Crianças adultas


Por CARLOS MAURÍCIO DE M. R. PEREZ Colaborador

11/10/2013 às 07h00

Se existe alguma ciência de que o homem realmente necessita é aquela que eu ensino, de como ocupar adequadamente o lugar da criação designado para o homem, e como aprender com ela o que se deve fazer para ser homem – Immanuel Kant (1724 – 1804). Kant insere, logo no princípio da frase, a palavra necessita, expressão que estão nos ensinando a esquecer, apesar de vivermos quase todos sob o preceito deste grande filósofo. Esquecemo-nos que a filosofia (a mãe de todas as ciências) é essencial no aprendizado de nossas crianças. Todavia, hoje, ela não é mais lembrada por nós, tampouco pelos pedagogos e muito menos pelo MEC, que chega a relegá-la a um curso superior de apenas três anos, quando o ideal seria ministrá-la desde o ensino fundamental.

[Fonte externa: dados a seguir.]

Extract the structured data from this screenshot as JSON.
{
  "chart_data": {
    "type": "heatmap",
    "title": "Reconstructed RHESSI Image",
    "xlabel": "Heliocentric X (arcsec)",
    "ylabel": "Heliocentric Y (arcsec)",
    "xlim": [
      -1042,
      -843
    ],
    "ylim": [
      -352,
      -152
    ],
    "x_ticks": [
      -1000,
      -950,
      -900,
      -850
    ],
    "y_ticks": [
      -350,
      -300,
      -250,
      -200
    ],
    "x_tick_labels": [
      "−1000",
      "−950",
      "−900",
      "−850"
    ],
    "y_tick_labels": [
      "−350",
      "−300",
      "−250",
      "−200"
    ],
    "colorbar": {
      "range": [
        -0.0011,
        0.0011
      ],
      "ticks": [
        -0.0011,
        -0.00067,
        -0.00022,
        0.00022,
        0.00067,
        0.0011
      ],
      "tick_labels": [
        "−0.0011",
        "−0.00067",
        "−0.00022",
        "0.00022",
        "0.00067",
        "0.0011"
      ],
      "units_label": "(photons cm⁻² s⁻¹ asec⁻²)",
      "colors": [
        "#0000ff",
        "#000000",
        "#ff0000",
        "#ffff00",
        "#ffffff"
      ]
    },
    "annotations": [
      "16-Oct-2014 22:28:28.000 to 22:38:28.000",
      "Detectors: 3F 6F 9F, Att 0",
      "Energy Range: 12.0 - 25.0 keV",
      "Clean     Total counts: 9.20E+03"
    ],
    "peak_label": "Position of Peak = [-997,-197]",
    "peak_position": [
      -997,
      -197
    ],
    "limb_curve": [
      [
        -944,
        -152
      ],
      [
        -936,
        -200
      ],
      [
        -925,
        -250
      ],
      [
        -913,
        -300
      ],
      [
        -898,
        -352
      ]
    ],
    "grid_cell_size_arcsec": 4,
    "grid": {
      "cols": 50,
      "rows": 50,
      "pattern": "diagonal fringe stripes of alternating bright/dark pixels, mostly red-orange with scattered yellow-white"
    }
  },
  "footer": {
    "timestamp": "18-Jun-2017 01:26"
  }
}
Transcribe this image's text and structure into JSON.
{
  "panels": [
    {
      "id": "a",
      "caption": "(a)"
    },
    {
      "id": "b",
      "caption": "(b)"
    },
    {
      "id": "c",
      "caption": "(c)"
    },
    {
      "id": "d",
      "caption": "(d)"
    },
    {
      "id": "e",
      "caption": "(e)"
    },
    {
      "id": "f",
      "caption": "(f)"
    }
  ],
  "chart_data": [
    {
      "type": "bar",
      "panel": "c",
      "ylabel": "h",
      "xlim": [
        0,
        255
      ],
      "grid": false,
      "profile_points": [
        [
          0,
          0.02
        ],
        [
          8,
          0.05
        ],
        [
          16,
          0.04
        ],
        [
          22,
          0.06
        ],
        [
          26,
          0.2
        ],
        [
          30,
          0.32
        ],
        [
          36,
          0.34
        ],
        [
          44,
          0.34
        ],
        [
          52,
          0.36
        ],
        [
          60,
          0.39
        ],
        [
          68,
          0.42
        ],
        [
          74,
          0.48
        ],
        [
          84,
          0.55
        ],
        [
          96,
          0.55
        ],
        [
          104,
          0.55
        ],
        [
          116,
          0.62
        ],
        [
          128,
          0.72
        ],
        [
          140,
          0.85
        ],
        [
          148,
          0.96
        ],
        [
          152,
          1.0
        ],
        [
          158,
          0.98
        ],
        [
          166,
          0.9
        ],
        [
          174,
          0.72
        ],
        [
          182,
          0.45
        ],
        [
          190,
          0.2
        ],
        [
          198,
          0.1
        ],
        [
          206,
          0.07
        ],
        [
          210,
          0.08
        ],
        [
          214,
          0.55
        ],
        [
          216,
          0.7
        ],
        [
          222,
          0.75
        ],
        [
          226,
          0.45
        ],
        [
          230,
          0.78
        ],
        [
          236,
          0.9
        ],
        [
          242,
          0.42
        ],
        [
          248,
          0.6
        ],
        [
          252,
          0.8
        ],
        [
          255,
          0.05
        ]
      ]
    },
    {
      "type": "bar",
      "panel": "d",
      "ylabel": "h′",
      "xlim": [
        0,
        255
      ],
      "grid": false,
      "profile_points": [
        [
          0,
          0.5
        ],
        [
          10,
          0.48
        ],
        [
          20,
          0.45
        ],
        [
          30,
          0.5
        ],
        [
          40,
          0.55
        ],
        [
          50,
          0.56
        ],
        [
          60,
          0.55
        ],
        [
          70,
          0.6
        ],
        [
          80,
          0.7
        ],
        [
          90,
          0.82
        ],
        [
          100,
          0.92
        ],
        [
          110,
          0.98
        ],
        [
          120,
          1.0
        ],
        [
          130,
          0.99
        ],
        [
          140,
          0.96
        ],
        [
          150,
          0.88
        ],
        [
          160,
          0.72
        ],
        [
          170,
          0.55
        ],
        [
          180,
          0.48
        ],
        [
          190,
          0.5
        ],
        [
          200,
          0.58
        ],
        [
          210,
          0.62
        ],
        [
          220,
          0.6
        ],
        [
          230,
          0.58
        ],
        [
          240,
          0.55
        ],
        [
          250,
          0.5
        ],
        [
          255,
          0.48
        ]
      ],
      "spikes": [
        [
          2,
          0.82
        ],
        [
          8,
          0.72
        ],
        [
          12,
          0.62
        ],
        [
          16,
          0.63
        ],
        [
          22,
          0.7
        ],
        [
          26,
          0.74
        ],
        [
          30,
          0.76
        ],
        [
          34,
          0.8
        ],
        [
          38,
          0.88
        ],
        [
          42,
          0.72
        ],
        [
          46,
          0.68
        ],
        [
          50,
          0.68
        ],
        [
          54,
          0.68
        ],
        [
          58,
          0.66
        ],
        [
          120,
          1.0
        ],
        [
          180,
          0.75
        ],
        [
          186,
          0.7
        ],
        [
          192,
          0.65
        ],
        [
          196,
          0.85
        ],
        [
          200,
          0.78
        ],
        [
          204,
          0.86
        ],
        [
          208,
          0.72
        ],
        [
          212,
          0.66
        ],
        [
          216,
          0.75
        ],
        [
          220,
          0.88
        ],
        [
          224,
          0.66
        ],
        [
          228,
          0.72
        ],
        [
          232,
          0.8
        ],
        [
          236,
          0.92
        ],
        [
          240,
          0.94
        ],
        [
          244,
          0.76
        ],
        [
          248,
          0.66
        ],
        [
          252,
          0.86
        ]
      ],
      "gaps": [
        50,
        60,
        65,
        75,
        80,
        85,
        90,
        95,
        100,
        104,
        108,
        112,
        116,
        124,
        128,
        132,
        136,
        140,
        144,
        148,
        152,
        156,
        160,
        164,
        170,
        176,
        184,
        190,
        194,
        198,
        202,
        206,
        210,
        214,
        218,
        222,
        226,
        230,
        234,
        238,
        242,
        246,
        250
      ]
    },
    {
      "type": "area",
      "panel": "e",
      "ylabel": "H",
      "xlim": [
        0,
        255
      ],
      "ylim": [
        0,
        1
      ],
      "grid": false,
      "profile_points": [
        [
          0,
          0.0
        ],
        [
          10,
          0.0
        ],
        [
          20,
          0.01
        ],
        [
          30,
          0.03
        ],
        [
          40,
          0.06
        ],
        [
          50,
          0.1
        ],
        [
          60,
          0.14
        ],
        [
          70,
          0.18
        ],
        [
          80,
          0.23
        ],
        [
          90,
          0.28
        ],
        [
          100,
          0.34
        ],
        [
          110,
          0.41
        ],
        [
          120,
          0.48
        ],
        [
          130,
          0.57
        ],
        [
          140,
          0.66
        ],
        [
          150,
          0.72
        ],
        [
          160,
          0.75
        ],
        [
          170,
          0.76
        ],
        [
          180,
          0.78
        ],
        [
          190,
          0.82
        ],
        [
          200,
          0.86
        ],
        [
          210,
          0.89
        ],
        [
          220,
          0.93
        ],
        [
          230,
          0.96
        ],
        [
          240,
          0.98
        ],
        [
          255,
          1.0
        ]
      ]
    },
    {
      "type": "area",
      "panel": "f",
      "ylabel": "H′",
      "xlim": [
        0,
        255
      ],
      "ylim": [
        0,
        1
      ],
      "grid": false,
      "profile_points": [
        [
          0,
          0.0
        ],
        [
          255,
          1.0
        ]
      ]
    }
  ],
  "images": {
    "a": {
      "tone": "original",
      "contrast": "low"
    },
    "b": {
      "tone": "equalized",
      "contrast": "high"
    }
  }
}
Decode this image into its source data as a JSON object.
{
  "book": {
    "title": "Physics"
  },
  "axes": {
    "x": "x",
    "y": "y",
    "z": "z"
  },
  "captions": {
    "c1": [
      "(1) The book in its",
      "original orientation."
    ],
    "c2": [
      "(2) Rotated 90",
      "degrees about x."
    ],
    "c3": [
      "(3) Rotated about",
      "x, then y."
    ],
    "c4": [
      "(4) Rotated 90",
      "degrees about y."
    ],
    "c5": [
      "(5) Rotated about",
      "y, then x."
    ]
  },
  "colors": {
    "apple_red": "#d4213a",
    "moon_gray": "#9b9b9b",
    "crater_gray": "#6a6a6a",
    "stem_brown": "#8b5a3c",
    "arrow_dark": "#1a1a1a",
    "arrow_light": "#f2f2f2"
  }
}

Como aprender o significado de nossas vidas se vivemos preocupados com o imediatismo das possibilidades? Como fazer com que nossas crianças voltem a ter os desafios saudáveis das necessidades se o que nos ensinam é que a necessidade é um estado interno de insatisfação, causado pela falta de algum bem necessário para o bem-estar? O que tenho percebido é que estamos nos tornando uma sociedade de dependentes, extremamente previsível e pasteurizada. O que, aliás, é como já vivemos na atualidade e imperceptivelmente repassamos isto aos mais jovens. Já perceberam a quantidade de crianças que rivalizam com os adultos nos consultórios de psicanálise?

O adulto moderno carrega em si um resto de adolescência mal resolvida. É como se, para se chegar a ser um adulto de verdade, ainda faltasse um gesto de rebeldia que não foi feito na sua juventude. Temos que nos redirecionar para podermos, enfim, vivermos na necessidade, sem os perigos das possibilidades infinitas. A necessidade nos preenche, e a possibilidade realizada nos esvazia. Elas se opõem, mas ao mesmo tempo se completam, como tudo na vida.

Nas vésperas do Dia das Crianças, foi noticiado que a melhor universidade do Brasil, a USP, caiu no ranking das universidades do mundo. E, para piorar, temos aqui somente duas universidades neste ranking. A outra é a Unicamp, e, para termos uma exata noção de nosso atraso, a USP está na 226ª colocação, e a Unicamp está na 350ª colocação.

Sören Kierkegaard (1813-1855), um filósofo dinamarquês, pautou grande parte de seus estudos na prioridade da realidade humana (o mundo da necessidade opressora, interna e finita), se contrapondo em relação ao pensamento abstrato (o universo da possibilidade apavorante, externo e infinito). Não seria a hora de refletirmos sobre quais as reais necessidades que proporcionamos às nossas crianças? Parece-me que elas são educadas, de uma forma equivocada, somente para viverem no bem-estar, quando, na verdade, devemos pensar se é realmente possível proporcionarmos a elas este estado de bem-estar ilusório.